A Christian worker who claims that harassment by Muslim colleagues led to her losing her job is taking her former employers to the Court of Appeal.
The Times reports that Nohad Halawi claims that she and other Christian staff were victims of systematic harassment and bullying, with one colleague reduced to tears after wearing a cross.
She says she was dismissed due to rumours she was “anti-Islam” after speaking out against the harassment, defending her colleague when she was mocked.
Although her case was rejected by an employment tribunal in 2012, and then by an employment appeal tribunal (EAT) last year, Halawi has received support from the Christian Legal Centre to take the case to the court of appeal.

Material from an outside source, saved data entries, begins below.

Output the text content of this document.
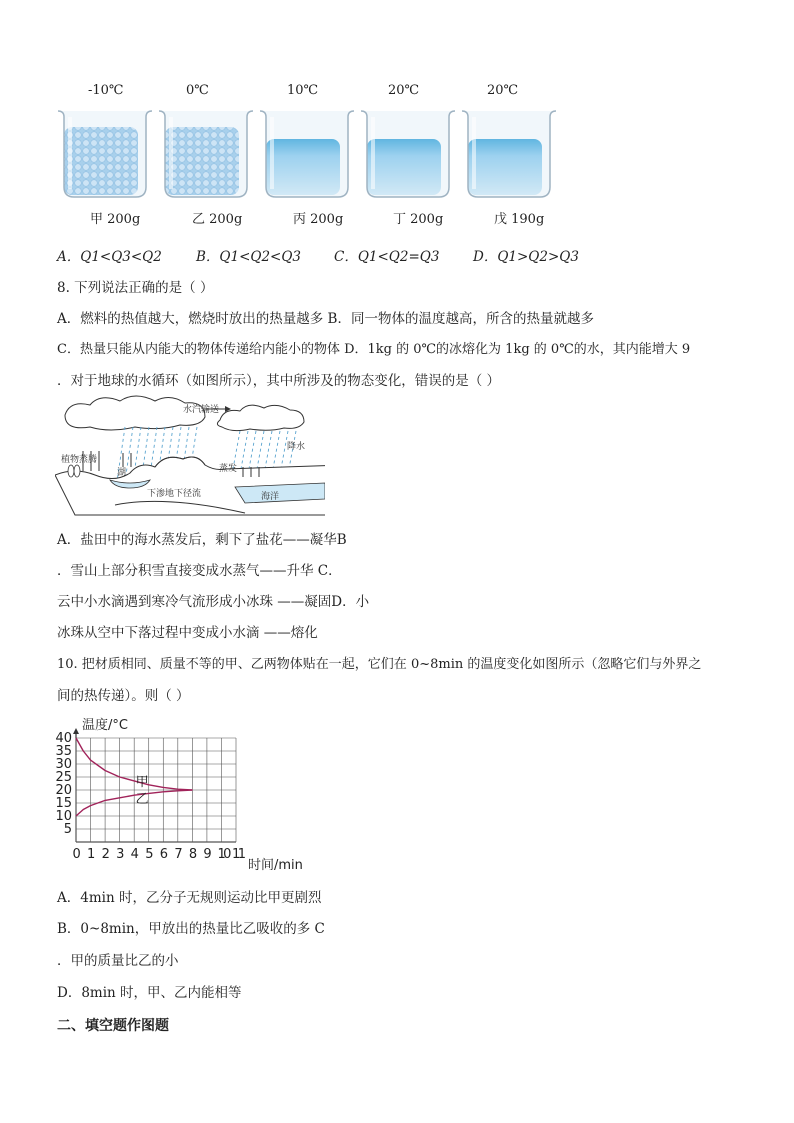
-10℃	0℃	10℃	20℃	20℃
甲 200g	乙 200g	丙 200g	丁 200g	戊 190g
A．Q1<Q3<Q2	B．Q1<Q2<Q3 C．Q1<Q2=Q3 D．Q1>Q2>Q3
8. 下列说法正确的是（ ）
A．燃料的热值越大，燃烧时放出的热量越多 B．同一物体的温度越高，所含的热量就越多
C．热量只能从内能大的物体传递给内能小的物体 D．1kg 的 0℃的冰熔化为 1kg 的 0℃的水，其内能增大 9
．对于地球的水循环（如图所示），其中所涉及的物态变化，错误的是（ ）
水汽输送
降水
湖
海洋
蒸发
植物蒸腾
下渗地下径流
A．盐田中的海水蒸发后，剩下了盐花——凝华B
．雪山上部分积雪直接变成水蒸气——升华 C．
云中小水滴遇到寒冷气流形成小冰珠 ——凝固D．小
冰珠从空中下落过程中变成小水滴 ——熔化
10. 把材质相同、质量不等的甲、乙两物体贴在一起，它们在 0~8min 的温度变化如图所示（忽略它们与外界之
间的热传递）。则（ ）
甲
乙
0 1 2 3 4 5 6 7 8 9 10 11
5
10
15
20
25
30
35
40
温度/°C
时间/min
A．4min 时，乙分子无规则运动比甲更剧烈
B．0~8min，甲放出的热量比乙吸收的多 C
．甲的质量比乙的小
D．8min 时，甲、乙内能相等
二、填空题作图题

Halawi came to Britain in from Lebanon in 1977 and worked at a cosmetics shop at Terminal 3 of Heathrow Airport for 13 years.
Although she was registered as self-employed, she maintains that her relationship with Autogrill Retail UK (which trades as World Duty Free) was such that she is still able to sue under employment law.

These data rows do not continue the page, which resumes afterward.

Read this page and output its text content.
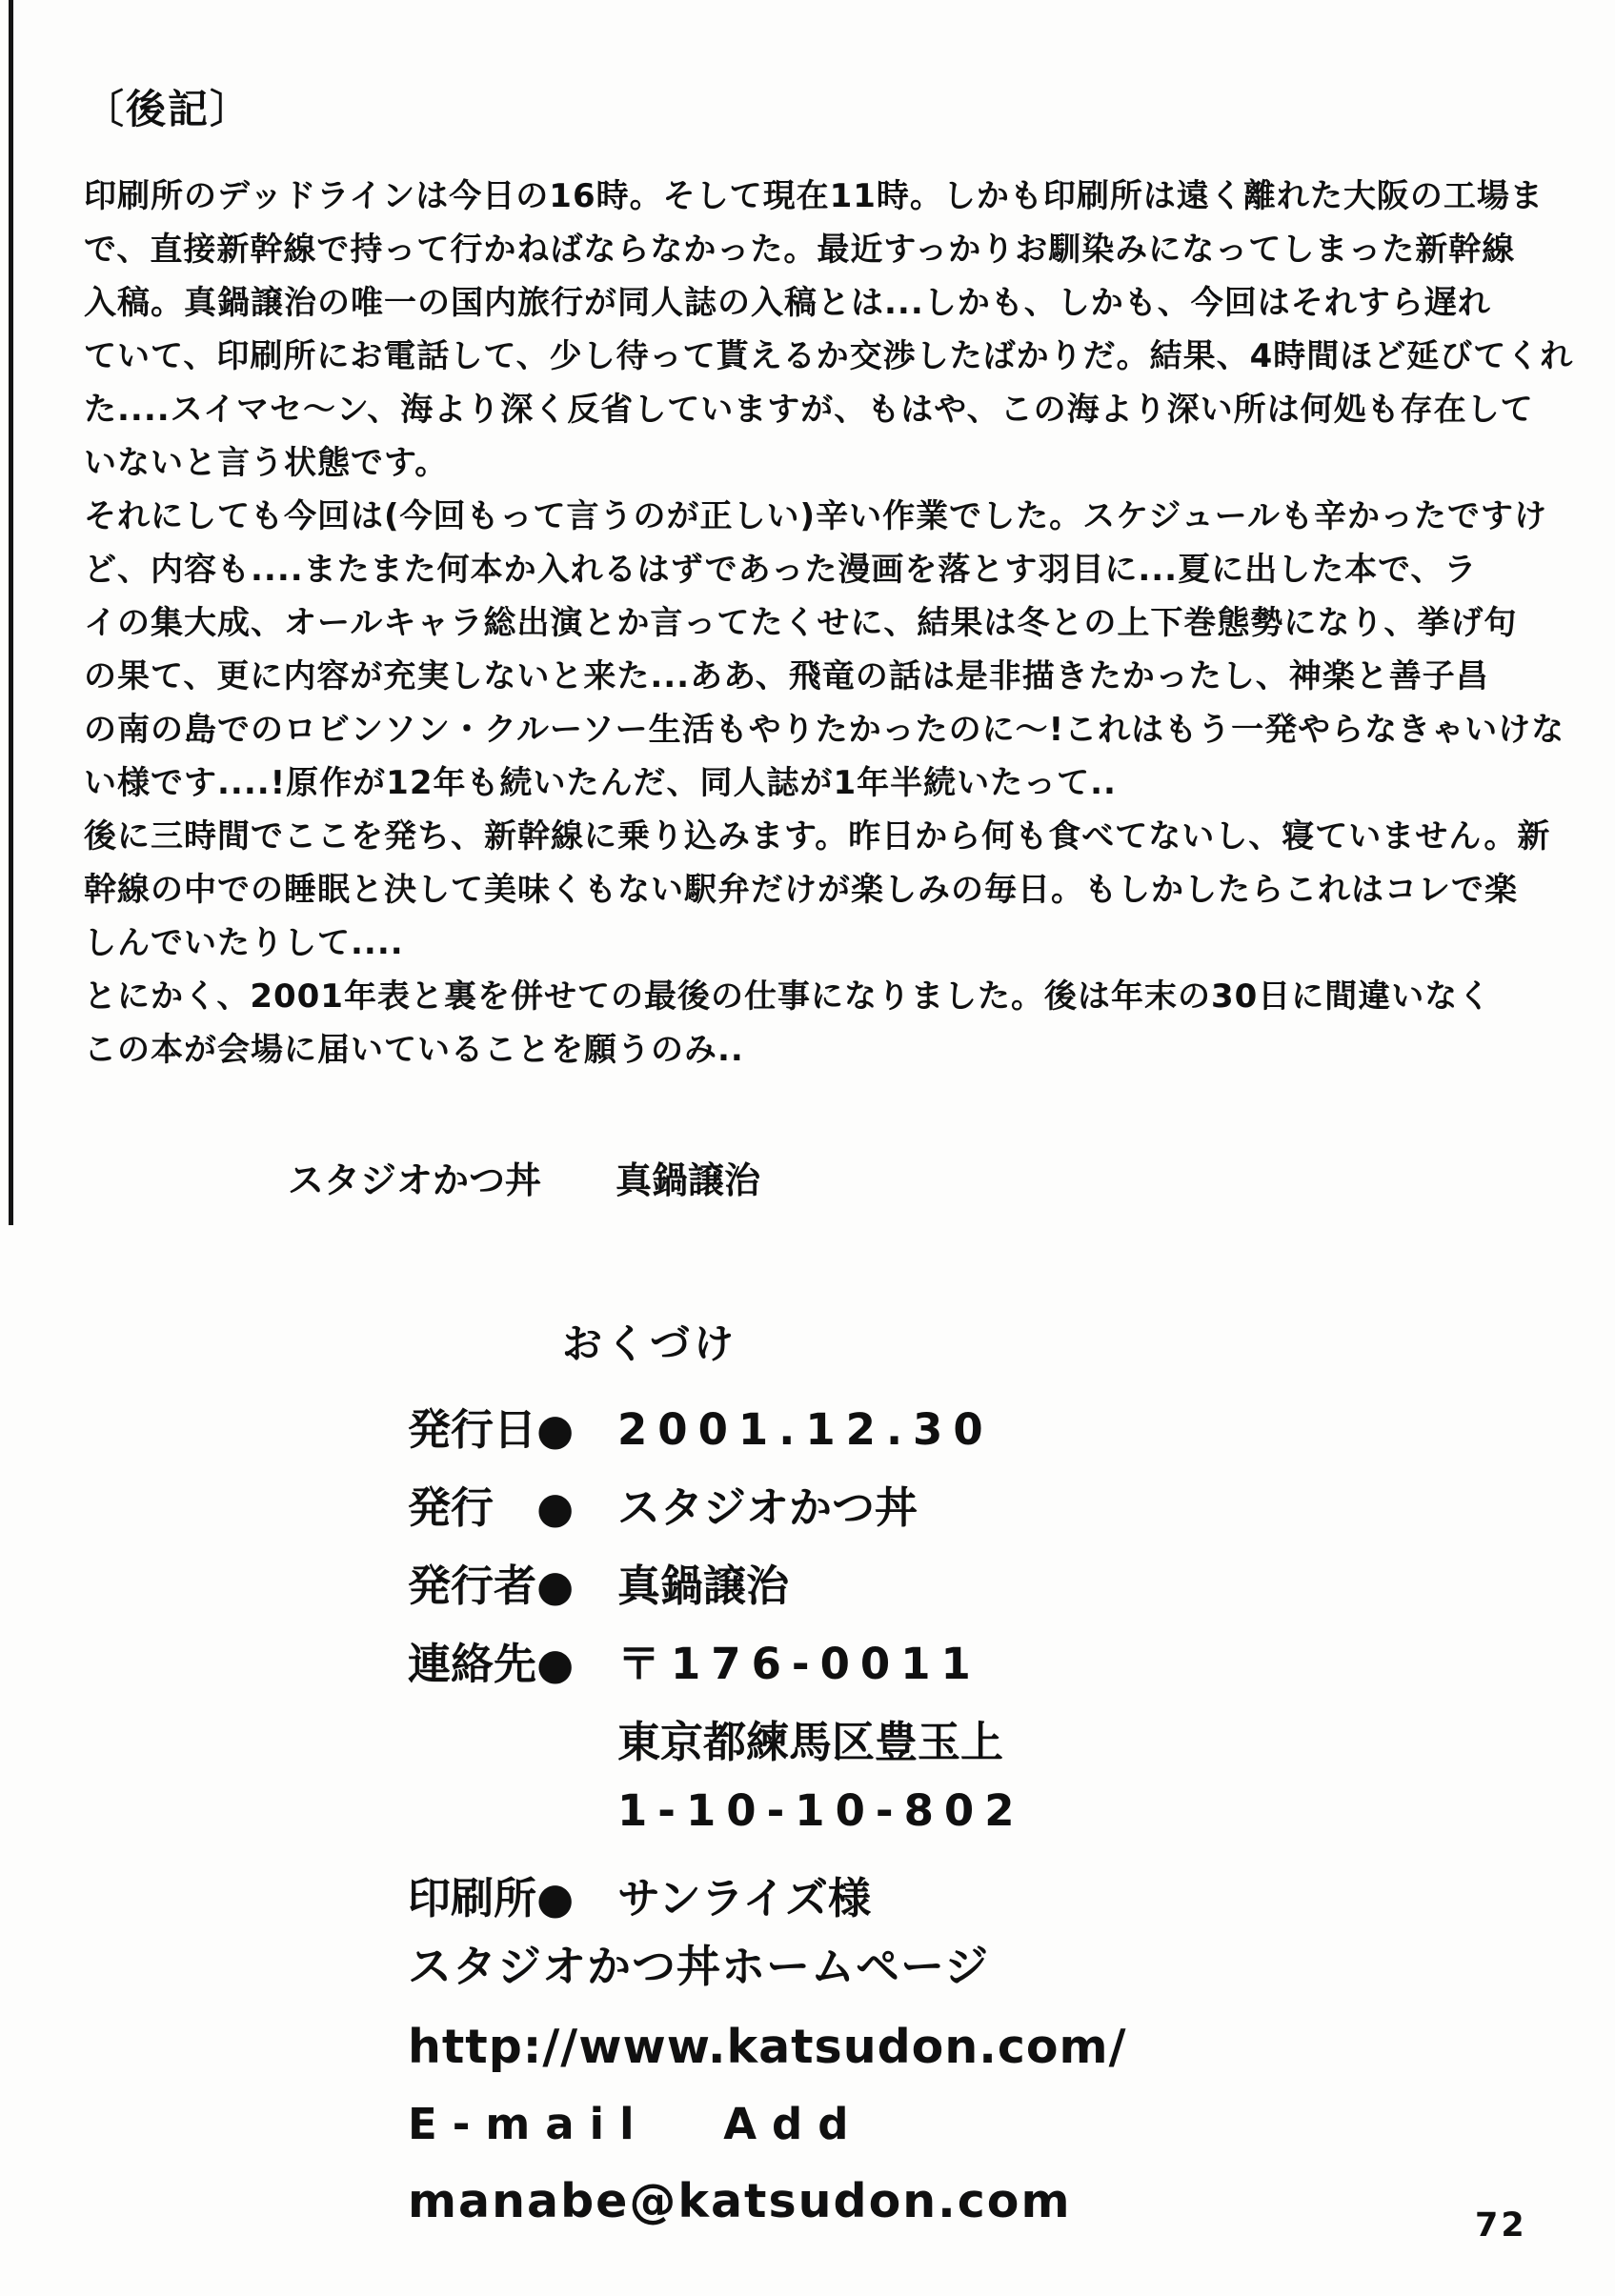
〔後記〕
印刷所のデッドラインは今日の16時。そして現在11時。しかも印刷所は遠く離れた大阪の工場ま
で、直接新幹線で持って行かねばならなかった。最近すっかりお馴染みになってしまった新幹線
入稿。真鍋譲治の唯一の国内旅行が同人誌の入稿とは...しかも、しかも、今回はそれすら遅れ
ていて、印刷所にお電話して、少し待って貰えるか交渉したばかりだ。結果、4時間ほど延びてくれ
た....スイマセ〜ン、海より深く反省していますが、もはや、この海より深い所は何処も存在して
いないと言う状態です。
それにしても今回は(今回もって言うのが正しい)辛い作業でした。スケジュールも辛かったですけ
ど、内容も....またまた何本か入れるはずであった漫画を落とす羽目に...夏に出した本で、ラ
イの集大成、オールキャラ総出演とか言ってたくせに、結果は冬との上下巻態勢になり、挙げ句
の果て、更に内容が充実しないと来た...ああ、飛竜の話は是非描きたかったし、神楽と善子昌
の南の島でのロビンソン・クルーソー生活もやりたかったのに〜!これはもう一発やらなきゃいけな
い様です....!原作が12年も続いたんだ、同人誌が1年半続いたって..
後に三時間でここを発ち、新幹線に乗り込みます。昨日から何も食べてないし、寝ていません。新
幹線の中での睡眠と決して美味くもない駅弁だけが楽しみの毎日。もしかしたらこれはコレで楽
しんでいたりして....
とにかく、2001年表と裏を併せての最後の仕事になりました。後は年末の30日に間違いなく
この本が会場に届いていることを願うのみ..
スタジオかつ丼 真鍋譲治
おくづけ
発行日●	2001.12.30
発行　●	スタジオかつ丼
発行者●	真鍋譲治
連絡先●	〒176-0011
東京都練馬区豊玉上
1-10-10-802
印刷所●	サンライズ様
スタジオかつ丼ホームページ
http://www.katsudon.com/
E-mail Add
manabe@katsudon.com	72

Mr Justice Langstaff, the EAT judge, said that he shared an “uneasy feeling” that the working arrangements meant Halawi “could have been the victim of discrimination and yet have no right to complain to a tribunal”.
He still ruled, however, that she could not sue as an employee as she had provided her services through a limited company that she had set up and did not have an employment contract.
Her lawyers are now expected to argue that this decision was flawed, and that she was entitled to protection under European law.
Andrea Williams, of the Christian Legal Centre said: “This is a clear case of injustice involving a Christian worker which was obvious to many of Nohad’s colleagues – including some Muslim colleagues – who signed a petition protesting against her dismissal.
“In order for us to challenge Nohad’s unfair dismissal, and the unequal treatment of Christians in the workplace, we need a judge to rule that she was in fact employed. This is why we’re supporting Nohad as her case goes to the court of appeal.”